In lieu of music and score is a soundscape—speech, ambient sound, sound effects, and so on—that not only extends the film’s narrative the dirge-like atmosphere it needs, but, more crucially, renegotiates our relationship with the art of sound vis-à-vis cinema. It’s not a groundbreaking observation that any cinematic experience readily favors the visual, and sound (a term loosely used here) is necessary only insofar as it affirms the verisimilitude of the thing being seen. (Why do you think every review of Magellan focuses on its stately image-making?) We feel the creaking of the galleon not only because the camera goes unsteady but largely because of the audio component of that very creaking. We feel the harshness of the weather because of the sound of the relentless rain and rough wind. We believe the beheading of a ship captain “guilty of forbidden sexual acts” because of the sound of the axe being swung and the thump of the detached head slamming onto the ship’s deck, even as the film refuses to show the brutal punishment onscreen. Early in the movie, we absorb the anguish that craters the soul of Enrique, caged and rendered a slave in Malacca, through his plea to Apo Laki: “In the place where we live, where are you? Where are you? Apo Laki! Help us, Apo Laki!” Sound, as we’re often taught, must heighten the logic of the mise en scène. But what if we watch a film that features entirely blank, empty frames, say Peter Kubelka’s Arnulf Rainer (1960), or a film that slowly zooms in on a single image but nevertheless offers a rich bombardment of sounds and sonic manipulations? What if a film’s visuals defy narrative logic? Can we still treat sound as something secondary? Can we still call it cinema?

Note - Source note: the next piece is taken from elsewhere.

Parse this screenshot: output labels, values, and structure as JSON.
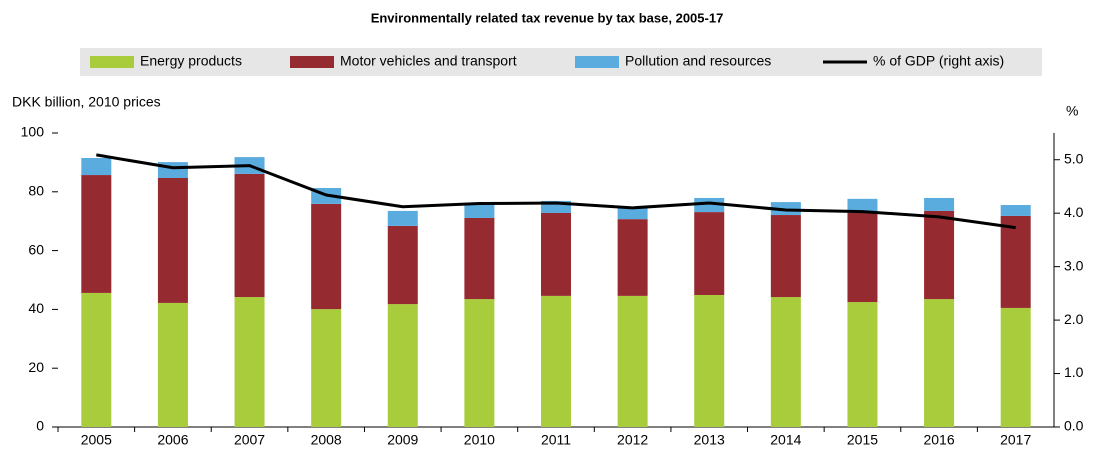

Since Diaz’s leap from commercial filmmaking to independent and arthouse filmmaking, it has been his dramaturgical default to use music sparingly in his films, save for the historical musical Ang Panahon ng Halimaw (2018). It is partly because his marathon cinema evokes a no-frills aesthetic approach: He lets the violence built into his narratives and his characters’ descent to madness fester and unravel onscreen. In Magellan, he does the opposite: The audience is denied access to the totalizing spectacle of the carnage, and exposed only to its unsettling aftermath, and yet the weight of the brutality never once feels relegated to the backdrop. This is where the work of sound designers Emmanuel Bonnat and Cecil Buban, who also worked on the sound design of Diaz’s Historya ni Ha (2021) and Kapag Wala Nang Mga Alon (2022), becomes undeniably significant. Sure, we still see the cruel images of colonial conquest, the bodies so casually discarded and deserted, but it is the brilliant sound design that places us in its very horror, in the Philippines’ fractured past. We hear the indifference of the forest through its waterways, the constant murmur of the flora and fauna it shelters. The sound of fire still snapping might as well be a sign of foreboding. We hear the proclamations of the conquistador “to suffocate the entire world” and usher in “the second coming of Jesus Christ.” We hear the screaming defiance of the Indigenous refusing to be beholden to the promises of the settler. We hear the gunfire, the prayers for salvation, the sorrows of mothers in search of a cure for their ailing children. Even the intervening moments of near-dead silence in the film is a marvel of soundcraft. In many respects, it is the sound design that gives the film its history, texture, and context. It is the sound design that unmakes, rather than reinforces, the fixities of the beautiful frames we are conditioned to afford insight and meaning. It is sound that forces us to attend elsewhere and more closely, or even anxiously, to be more flexible in “reading” that which we do not see. It loosens the visual’s leash. Which is to say that Magellan, a work of hypnotically uncompromising vision, is also a fascinating reintroduction to the art of cinematic sound.

Magellan is set to screen at the 63rd New York Film Festival, starting October 9.